Hypnotica is the debut studio album by Italian DJ and producer Benny Benassi. Released in 2003 under the name "Benny Benassi presents The Biz", with The Biz consisting of singers/dancers Paul French and Violeta Bratu, the album reached the top five in the French album charts. For fusing 1980s styles with his electronic music, Hypnotica is considered a landmark electro house album, as it successfully incorporates both sounds found in electroclash and many elements of house music consistently.

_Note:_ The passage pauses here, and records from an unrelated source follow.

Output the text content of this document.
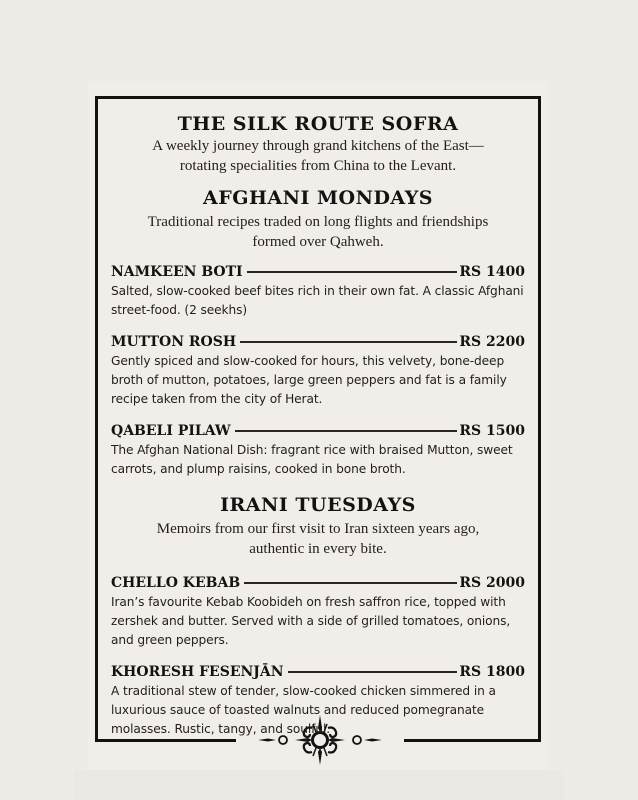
THE SILK ROUTE SOFRA

A weekly journey through grand kitchens of the East—rotating specialities from China to the Levant.

AFGHANI MONDAYS

Traditional recipes traded on long flights and friendships formed over Qahweh.

NAMKEEN BOTI	RS 1400

Salted, slow-cooked beef bites rich in their own fat. A classic Afghani street-food. (2 seekhs)

MUTTON ROSH	RS 2200

Gently spiced and slow-cooked for hours, this velvety, bone-deep broth of mutton, potatoes, large green peppers and fat is a family recipe taken from the city of Herat.

QABELI PILAW	RS 1500

The Afghan National Dish: fragrant rice with braised Mutton, sweet carrots, and plump raisins, cooked in bone broth.

IRANI TUESDAYS

Memoirs from our first visit to Iran sixteen years ago, authentic in every bite.

CHELLO KEBAB	RS 2000

Iran’s favourite Kebab Koobideh on fresh saffron rice, topped with zershek and butter. Served with a side of grilled tomatoes, onions, and green peppers.

KHORESH FESENJĀN	RS 1800

A traditional stew of tender, slow-cooked chicken simmered in a luxurious sauce of toasted walnuts and reduced pomegranate molasses. Rustic, tangy, and soulful.
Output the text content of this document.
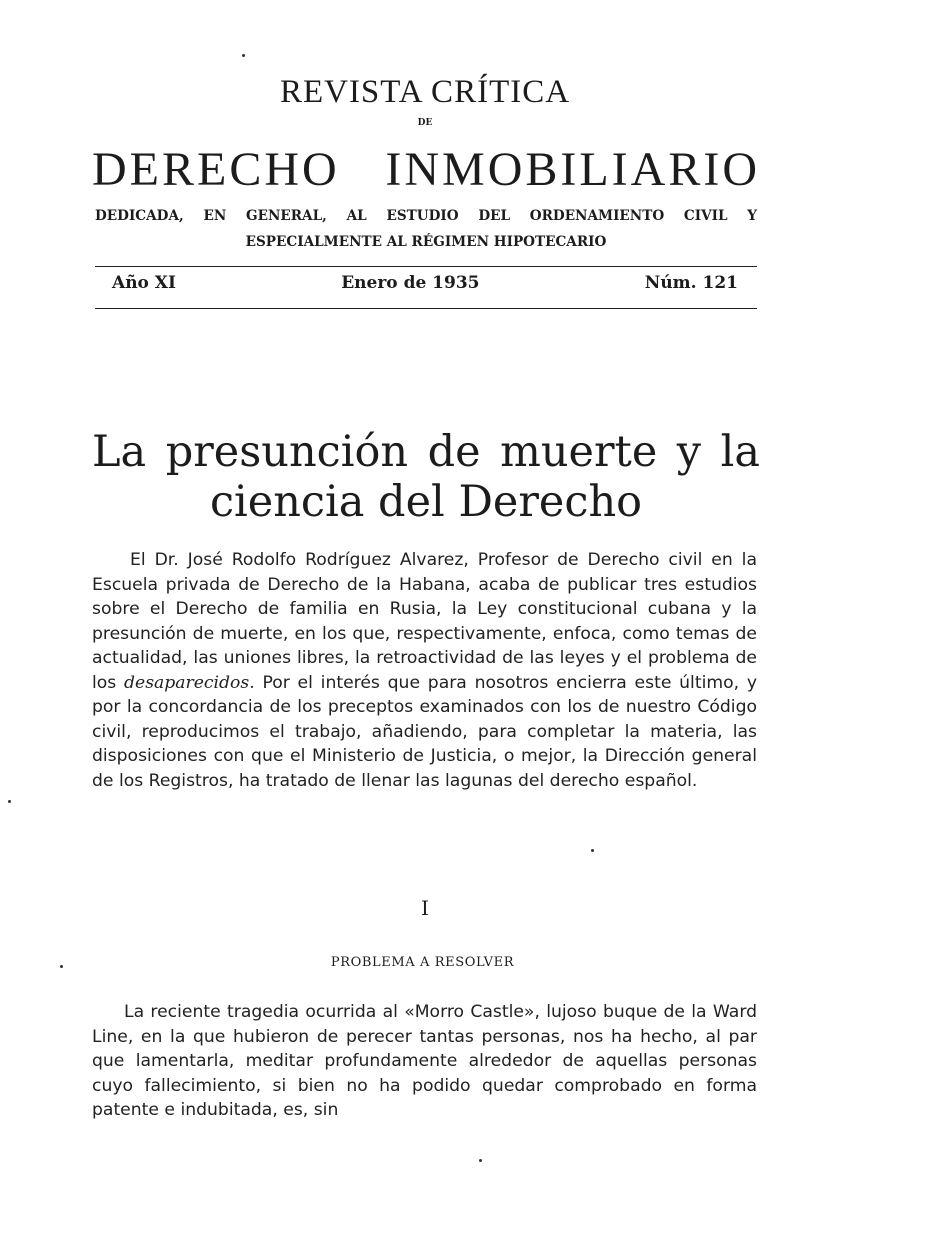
REVISTA CRÍTICA
DE
DERECHO INMOBILIARIO
DEDICADA, EN GENERAL, AL ESTUDIO DEL ORDENAMIENTO CIVIL Y ESPECIALMENTE AL RÉGIMEN HIPOTECARIO
Año XI	Enero de 1935	Núm. 121
La presunción de muerte y la
ciencia del Derecho

El Dr. José Rodolfo Rodríguez Alvarez, Profesor de Derecho civil en la Escuela privada de Derecho de la Habana, acaba de publicar tres estudios sobre el Derecho de familia en Rusia, la Ley constitucional cubana y la presunción de muerte, en los que, respectivamente, enfoca, como temas de actualidad, las uniones libres, la retroactividad de las leyes y el problema de los desaparecidos. Por el interés que para nosotros encierra este último, y por la concordancia de los preceptos examinados con los de nuestro Código civil, reproducimos el trabajo, añadiendo, para completar la materia, las disposiciones con que el Ministerio de Justicia, o mejor, la Dirección general de los Registros, ha tratado de llenar las lagunas del derecho español.

I
PROBLEMA A RESOLVER

La reciente tragedia ocurrida al «Morro Castle», lujoso buque de la Ward Line, en la que hubieron de perecer tantas personas, nos ha hecho, al par que lamentarla, meditar profundamente alrededor de aquellas personas cuyo fallecimiento, si bien no ha podido quedar comprobado en forma patente e indubitada, es, sin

Multiple singles were released from the album, such as "Satisfaction", "No Matter What You Do", "Love Is Gonna Save Us" and "Able to Love".

Professional ratings
Review scores
| Source | Rating |
| About.com | link |

==Track listing==

| No. | Title | Writer(s) | Length |
|---|---|---|---|
| 1. | "Satisfaction" (album version) | Alle Benassi | 4:55 |
| 2. | "Able to Love" | Alle Benassi; Marco Benassi; Daniela Galli; | 3:26 |
| 3. | "No Matter What You Do" | Alle Benassi; Marco Benassi; Daniela Galli; | 4:06 |
| 4. | "Let It Be" | Alle Benassi; Daniela Galli; Alfredo Pignagnoli; | 4:31 |
| 5. | "Love Is Gonna Save Us" | Alle Benassi; Marco Benassi; Daniela Galli; | 5:04 |
| 6. | "Inside of Me" | Alle Benassi; Marco Benassi; | 3:50 |
| 7. | "I Wanna Touch Your Soul" | Alle Benassi; Daniela Galli; | 4:06 |
| 8. | "I'm Sorry" | Alle Benassi; Alfredo Pignagnoli; | 4:35 |
| 9. | "Time" | Alle Benassi; Marco Benassi; Daniela Galli; | 4:41 |
| 10. | "Put Your Hands Up" | Alle Benassi; Daniela Galli; | 3:54 |
| 11. | "Get Loose" | Alle Benassi; Marco Benassi; | 5:09 |
| 12. | "Change Style" | Alle Benassi; Marco Benassi; | 3:45 |
| 13. | "I Love My Sex" (featuring Violeta) | Alle Benassi; Marco Benassi; Violeta Bratu; Alfredo Pignagnoli; | 3:26 |
| 14. | "Don't Touch Too Much" (featuring Paul French) | Alle Benassi; Marco Benassi; Daniela Galli; Paul Sears; Alfredo Pignagnoli; | 5:49 |

==Charts==

===Weekly charts===

Weekly chart performance for Hypnotica
| Chart (2003) | Peak position |
|---|---|
| Belgian Albums (Ultratop Wallonia) | 21 |
| French Albums (SNEP) | 5 |
| Swiss Albums (Schweizer Hitparade) | 32 |

===Year-end charts===

2003 year-end chart performance for Hypnotica
| Chart (2003) | Position |
|---|---|
| French Albums (SNEP) | 64 |

2004 year-end chart performance for Hypnotica
| Chart (2004) | Position |
|---|---|
| French Albums (SNEP) | 135 |

==Certifications==

Certifications for Hypnotica
| Region | Certification | Certified units/sales |
| France (SNEP) | 2× Gold | 200,000^{*} |
| Russia (NFPF) | 4× Platinum | 80,000^{*} |
^{*} Sales figures based on certification alone.